In der Titelgeschichte „Der Schrank“ begegnen wir einem Paar, das eine neue Wohnung mit einem alten, abgegriffenen Schrank bezieht. Die Umgebung ist schmutzig und trostlos, so dass vor allem die Frau bald mehr Zeit im Schrank als außerhalb verbringt.
In „Deus Ex“ geht es um virtuelle Welten. Viele von uns lassen sich von immer realistischer animierten Computerspielen einsaugen, in denen man eigene Welten erschaffen kann. Manche dieser Welten folgen den gleichen Regeln wie die reale Welt und ersetzen diese für den Spieler. In der Geschichte jedoch kann der Spieler die Regeln dieser Welt verändern, die Zeit beschleunigen, das Perfekte schaffen und anderes mehr, so dass er sich dem Schöpfer – Gott selbst – annähern kann.
Besonders gefallen hat mir „Zimmernummern“. Ein Zimmermädchen in einem Hotel wird in ihrer Uniform fast selbst zum Gegenstand, wenn sie durch die verlassenen Zimmer zieht, um diese von den Hinterlassenschaften der Gäste zu reinigen. Dabei kann sie einiges über die ihr unbekannten Menschen erfahren, deren Seelenzustand sie sogar riechen kann.
„Die verbliebenen Reste der Persönlichkeit des abgereisten Gastes muss man mit der eigenen Unpersönlichkeit bekämpfen. Das ist der Sinn der Verwandlung. Die Reste des Spiegelbilds jenes Gesichts muss ich nicht nur mit dem Lappen vom Spiegel wischen, ich muss den Spiegel auch mit meiner rosaweißen Gesichtslosigkeit füllen. Jenen Geruch, den Hast und Fahrigkeit hinterlassen haben, muss ich durch meine Geruchlosigkeit zerstreuen.“ (aus „Zimmernummern“, S. 28)

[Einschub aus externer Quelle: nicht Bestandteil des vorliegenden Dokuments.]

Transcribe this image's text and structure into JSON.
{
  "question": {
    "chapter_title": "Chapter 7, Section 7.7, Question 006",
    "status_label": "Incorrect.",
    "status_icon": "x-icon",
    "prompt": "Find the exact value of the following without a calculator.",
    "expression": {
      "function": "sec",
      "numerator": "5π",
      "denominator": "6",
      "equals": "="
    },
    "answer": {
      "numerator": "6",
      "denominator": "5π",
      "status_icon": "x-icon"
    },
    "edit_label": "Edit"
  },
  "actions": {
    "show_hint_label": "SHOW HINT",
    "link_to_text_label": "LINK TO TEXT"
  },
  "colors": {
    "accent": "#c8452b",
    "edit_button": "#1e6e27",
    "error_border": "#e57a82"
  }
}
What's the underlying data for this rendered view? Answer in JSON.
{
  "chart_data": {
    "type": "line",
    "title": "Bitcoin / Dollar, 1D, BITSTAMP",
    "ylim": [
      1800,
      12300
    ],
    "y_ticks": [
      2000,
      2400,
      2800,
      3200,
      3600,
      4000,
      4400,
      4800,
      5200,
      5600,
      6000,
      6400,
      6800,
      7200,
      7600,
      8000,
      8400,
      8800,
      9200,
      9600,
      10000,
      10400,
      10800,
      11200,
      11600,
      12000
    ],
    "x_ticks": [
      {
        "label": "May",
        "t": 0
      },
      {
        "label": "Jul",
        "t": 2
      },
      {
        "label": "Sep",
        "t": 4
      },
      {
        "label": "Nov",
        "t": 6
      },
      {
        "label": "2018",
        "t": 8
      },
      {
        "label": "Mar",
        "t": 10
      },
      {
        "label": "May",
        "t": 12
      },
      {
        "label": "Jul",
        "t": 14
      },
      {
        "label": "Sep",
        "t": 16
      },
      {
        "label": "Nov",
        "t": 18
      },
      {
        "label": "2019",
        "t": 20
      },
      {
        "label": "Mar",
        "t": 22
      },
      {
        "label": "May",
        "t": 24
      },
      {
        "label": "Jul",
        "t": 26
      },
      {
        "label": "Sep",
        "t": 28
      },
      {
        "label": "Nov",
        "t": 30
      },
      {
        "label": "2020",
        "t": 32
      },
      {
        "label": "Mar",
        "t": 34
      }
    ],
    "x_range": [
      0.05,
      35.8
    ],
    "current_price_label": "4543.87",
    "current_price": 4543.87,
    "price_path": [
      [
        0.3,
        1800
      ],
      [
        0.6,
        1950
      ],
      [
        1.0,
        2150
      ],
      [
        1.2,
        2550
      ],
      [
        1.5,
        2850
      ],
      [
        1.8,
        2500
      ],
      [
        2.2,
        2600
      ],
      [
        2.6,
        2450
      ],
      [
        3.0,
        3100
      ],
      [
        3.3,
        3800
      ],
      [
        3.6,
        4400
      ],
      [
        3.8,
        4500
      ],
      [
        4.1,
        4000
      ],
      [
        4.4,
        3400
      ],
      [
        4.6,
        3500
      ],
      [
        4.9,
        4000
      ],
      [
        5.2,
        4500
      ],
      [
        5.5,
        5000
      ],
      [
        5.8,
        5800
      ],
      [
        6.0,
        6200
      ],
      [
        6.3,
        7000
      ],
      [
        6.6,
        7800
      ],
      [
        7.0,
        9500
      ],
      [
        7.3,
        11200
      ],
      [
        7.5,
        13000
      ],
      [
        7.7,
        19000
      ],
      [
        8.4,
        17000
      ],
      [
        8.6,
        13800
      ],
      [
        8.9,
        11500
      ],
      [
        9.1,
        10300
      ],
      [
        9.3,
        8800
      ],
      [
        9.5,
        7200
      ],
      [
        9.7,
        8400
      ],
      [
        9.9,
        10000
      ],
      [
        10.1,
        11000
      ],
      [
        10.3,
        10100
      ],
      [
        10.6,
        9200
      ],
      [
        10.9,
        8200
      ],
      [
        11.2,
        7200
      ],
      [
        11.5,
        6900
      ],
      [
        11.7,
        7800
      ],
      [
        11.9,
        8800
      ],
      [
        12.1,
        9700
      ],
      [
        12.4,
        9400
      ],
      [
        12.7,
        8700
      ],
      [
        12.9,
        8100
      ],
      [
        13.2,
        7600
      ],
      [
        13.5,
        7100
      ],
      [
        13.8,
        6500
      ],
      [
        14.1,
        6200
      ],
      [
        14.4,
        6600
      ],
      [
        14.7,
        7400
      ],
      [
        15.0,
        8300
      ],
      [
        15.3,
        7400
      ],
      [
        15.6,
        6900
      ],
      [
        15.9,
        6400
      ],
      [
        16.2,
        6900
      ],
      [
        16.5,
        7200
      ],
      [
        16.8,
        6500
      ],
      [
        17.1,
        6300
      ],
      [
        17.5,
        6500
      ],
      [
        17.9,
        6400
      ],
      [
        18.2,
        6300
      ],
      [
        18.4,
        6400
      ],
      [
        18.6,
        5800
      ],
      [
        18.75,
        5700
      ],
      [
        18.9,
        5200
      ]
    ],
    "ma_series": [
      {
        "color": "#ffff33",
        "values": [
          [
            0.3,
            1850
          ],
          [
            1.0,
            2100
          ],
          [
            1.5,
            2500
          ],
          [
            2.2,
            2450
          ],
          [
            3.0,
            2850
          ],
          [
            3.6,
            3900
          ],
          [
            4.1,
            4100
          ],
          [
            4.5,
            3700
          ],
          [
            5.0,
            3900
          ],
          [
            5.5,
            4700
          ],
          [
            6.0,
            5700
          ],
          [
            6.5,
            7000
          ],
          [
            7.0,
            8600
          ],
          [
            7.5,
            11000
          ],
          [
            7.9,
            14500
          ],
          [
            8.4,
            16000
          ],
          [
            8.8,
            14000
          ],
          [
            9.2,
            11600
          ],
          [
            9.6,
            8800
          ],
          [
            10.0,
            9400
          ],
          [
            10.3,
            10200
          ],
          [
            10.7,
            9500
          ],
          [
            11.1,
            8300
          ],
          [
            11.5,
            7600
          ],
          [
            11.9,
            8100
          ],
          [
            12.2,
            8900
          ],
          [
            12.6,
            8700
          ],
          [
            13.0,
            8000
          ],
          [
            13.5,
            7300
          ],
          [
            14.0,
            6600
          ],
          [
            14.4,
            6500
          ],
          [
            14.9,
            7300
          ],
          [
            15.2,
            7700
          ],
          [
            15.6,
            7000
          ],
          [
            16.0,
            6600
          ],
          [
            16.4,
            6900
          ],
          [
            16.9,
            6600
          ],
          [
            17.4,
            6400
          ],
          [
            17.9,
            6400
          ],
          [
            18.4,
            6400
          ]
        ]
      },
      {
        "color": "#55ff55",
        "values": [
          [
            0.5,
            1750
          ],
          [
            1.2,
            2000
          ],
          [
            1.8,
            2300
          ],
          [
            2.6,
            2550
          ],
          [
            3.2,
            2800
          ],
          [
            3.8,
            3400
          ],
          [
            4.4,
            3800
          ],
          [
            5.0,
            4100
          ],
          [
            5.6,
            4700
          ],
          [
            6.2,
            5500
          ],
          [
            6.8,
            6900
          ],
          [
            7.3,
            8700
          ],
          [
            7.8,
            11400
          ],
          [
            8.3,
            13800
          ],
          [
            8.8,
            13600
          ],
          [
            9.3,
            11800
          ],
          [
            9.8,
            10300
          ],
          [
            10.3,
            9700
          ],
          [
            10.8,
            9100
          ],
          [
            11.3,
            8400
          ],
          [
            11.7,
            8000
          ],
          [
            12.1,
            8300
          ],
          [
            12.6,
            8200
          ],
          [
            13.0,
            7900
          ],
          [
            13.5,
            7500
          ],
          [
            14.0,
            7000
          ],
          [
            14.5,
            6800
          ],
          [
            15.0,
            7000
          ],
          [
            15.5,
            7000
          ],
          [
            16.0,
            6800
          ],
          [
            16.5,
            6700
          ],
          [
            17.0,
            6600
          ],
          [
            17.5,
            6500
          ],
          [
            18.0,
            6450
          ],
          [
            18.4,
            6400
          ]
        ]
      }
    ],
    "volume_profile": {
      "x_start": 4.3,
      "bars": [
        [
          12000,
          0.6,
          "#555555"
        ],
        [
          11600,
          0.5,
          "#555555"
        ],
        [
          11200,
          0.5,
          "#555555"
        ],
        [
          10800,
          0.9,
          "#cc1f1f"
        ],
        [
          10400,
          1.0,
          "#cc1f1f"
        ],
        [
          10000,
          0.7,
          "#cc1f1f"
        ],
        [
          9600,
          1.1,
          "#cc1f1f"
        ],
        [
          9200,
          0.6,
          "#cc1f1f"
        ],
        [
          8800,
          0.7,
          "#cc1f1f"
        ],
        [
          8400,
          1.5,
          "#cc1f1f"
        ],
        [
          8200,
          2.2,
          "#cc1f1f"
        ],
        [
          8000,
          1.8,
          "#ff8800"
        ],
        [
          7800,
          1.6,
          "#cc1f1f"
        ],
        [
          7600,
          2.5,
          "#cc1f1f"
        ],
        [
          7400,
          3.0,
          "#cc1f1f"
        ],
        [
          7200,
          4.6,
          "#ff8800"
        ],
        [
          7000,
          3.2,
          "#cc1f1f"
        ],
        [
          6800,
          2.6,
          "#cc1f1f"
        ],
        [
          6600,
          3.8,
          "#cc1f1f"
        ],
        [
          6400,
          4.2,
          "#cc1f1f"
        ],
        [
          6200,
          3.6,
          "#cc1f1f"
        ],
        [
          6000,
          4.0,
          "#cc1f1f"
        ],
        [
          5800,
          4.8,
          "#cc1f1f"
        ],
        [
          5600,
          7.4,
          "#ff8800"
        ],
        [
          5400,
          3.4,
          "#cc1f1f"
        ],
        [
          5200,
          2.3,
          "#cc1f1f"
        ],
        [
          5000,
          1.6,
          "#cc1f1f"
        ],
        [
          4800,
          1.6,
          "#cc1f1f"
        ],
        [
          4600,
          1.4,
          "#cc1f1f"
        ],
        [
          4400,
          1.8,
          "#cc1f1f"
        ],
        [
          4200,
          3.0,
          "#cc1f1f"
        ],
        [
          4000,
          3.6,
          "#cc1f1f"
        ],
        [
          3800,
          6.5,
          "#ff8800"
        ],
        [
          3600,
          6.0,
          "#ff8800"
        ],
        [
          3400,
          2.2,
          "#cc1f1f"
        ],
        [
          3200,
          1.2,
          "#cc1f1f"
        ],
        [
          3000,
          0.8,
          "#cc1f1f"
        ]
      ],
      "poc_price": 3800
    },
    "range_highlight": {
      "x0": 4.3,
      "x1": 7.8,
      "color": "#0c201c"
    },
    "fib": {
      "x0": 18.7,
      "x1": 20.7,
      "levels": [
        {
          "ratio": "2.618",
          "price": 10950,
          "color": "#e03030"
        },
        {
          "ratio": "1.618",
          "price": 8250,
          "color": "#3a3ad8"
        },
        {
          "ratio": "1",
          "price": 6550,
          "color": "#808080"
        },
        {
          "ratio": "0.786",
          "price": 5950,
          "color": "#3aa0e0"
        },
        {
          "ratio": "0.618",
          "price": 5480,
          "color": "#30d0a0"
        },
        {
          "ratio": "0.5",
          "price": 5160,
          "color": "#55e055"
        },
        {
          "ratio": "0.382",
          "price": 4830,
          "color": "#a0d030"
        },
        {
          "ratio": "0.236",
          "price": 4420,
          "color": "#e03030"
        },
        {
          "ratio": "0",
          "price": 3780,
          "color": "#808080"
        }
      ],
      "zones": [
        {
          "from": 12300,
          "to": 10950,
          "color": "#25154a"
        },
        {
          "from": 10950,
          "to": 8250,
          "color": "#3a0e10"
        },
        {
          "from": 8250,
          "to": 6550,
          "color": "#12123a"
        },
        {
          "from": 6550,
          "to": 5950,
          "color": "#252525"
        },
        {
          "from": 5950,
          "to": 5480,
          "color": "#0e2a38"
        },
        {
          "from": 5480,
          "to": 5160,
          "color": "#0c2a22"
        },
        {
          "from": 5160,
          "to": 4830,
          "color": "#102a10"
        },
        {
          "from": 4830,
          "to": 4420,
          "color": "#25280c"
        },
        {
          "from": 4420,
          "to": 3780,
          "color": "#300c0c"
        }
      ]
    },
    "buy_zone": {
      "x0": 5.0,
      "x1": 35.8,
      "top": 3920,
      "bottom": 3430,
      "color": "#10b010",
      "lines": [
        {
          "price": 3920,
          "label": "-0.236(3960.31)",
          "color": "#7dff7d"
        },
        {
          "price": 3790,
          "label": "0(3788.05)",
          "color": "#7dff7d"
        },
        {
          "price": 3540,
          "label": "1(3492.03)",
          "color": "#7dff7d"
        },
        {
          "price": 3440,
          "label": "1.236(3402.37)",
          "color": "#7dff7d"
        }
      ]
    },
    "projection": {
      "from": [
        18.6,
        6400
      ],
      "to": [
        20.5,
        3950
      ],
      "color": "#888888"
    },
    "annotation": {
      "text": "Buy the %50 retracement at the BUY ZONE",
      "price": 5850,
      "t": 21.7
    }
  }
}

Wir lernen ferner die seltsame Verbindung zwischen der Geburt eines vaterlosen Kindes und „Sauermehlsuppe“, einer polnischen Spezialität, kennen. Wir sehen „Peter Dieter“ bei der Rückkehr in die alte Heimat seiner Kindheit zu und erleben, wie „Ergo Sum“ langsam wahnsinnig wird, als ihn Erinnerungen einholen.
Romantisch fand ich die Geschichte „Amos“, in der eine Frau im Traum die Stimme eines Mannes in ihrem Ohr vernimmt. Sie ist überzeugt davon, dass es diesen Mann gibt, dass er genau sie meint und sie ihn unbedingt in der realen Welt finden muss. Vor allem in dieser Erzählung wird die sehr eigene Erzählstimme der Autorin deutlich:
„Hinter ihr in der Küche klirrte der Amos aus ihrem Traum mit den Gläsern, ein lebendiger, warmer, magerer Mann mit geröteten Augen, jemand, der alles weiß und alles versteht, der in die Träume der Menschen geht, dort Liebe und Unruhe sät, jemand, der die Welt handhabt, als wäre sie ein Vorhang, hinter dem sich eine andere Wahrheit verbirgt, eine ungreifbare Wahrheit, die sich nicht auf Dinge, Ereignisse oder irgendetwas Beständiges stützt.“ (S. 93/94)
Was für ein Satz! Man muss sich einlassen auf diese fremden Welten, auf diese poetische, bedeutungsschwangere Sprache. Manchmal muss man einen Absatz zweimal lesen, um ihn voll zu erfassen. Es schwingt ebenso viel Grausamkeit wie Liebe und Sehnsucht in den Geschichten, eben das ganze menschliche Spektrum. Insgesamt ist die Tönung der Geschichte aber eher melancholisch. Die Wirklichkeit hält mit den Träumen nicht Schritt, deshalb benötigt der Mensch die inneren Parallelwelten. Dazu passt besonders gut das Coverbild, das – je nach Betrachtungsweise – sowohl eine Tür nach innen als auch eine Tür nach außen darstellt. Eine optische Täuschung, die unsere Durchlässigkeit zwischen der inneren und äußeren Welt gut verkörpert.
Olga Tokarczuk komponiert außergewöhnliche Erzählungen, die als kleine Geschichten daherkommen und bei genauerem Hinsehen ein Universum an Bedeutung bergen. Beeindruckend.
Der Schrank, Olga Tokarczuk, aus dem Polnischen übersetzt von Esther Kinsky, Gatsby im Kampa Verlag, Zürich 2020, 144 Seiten, 18,00 EUR
(Die Verwendung des Coverbildes erfolgt mit freundlicher Erlaubnis des Verlags.)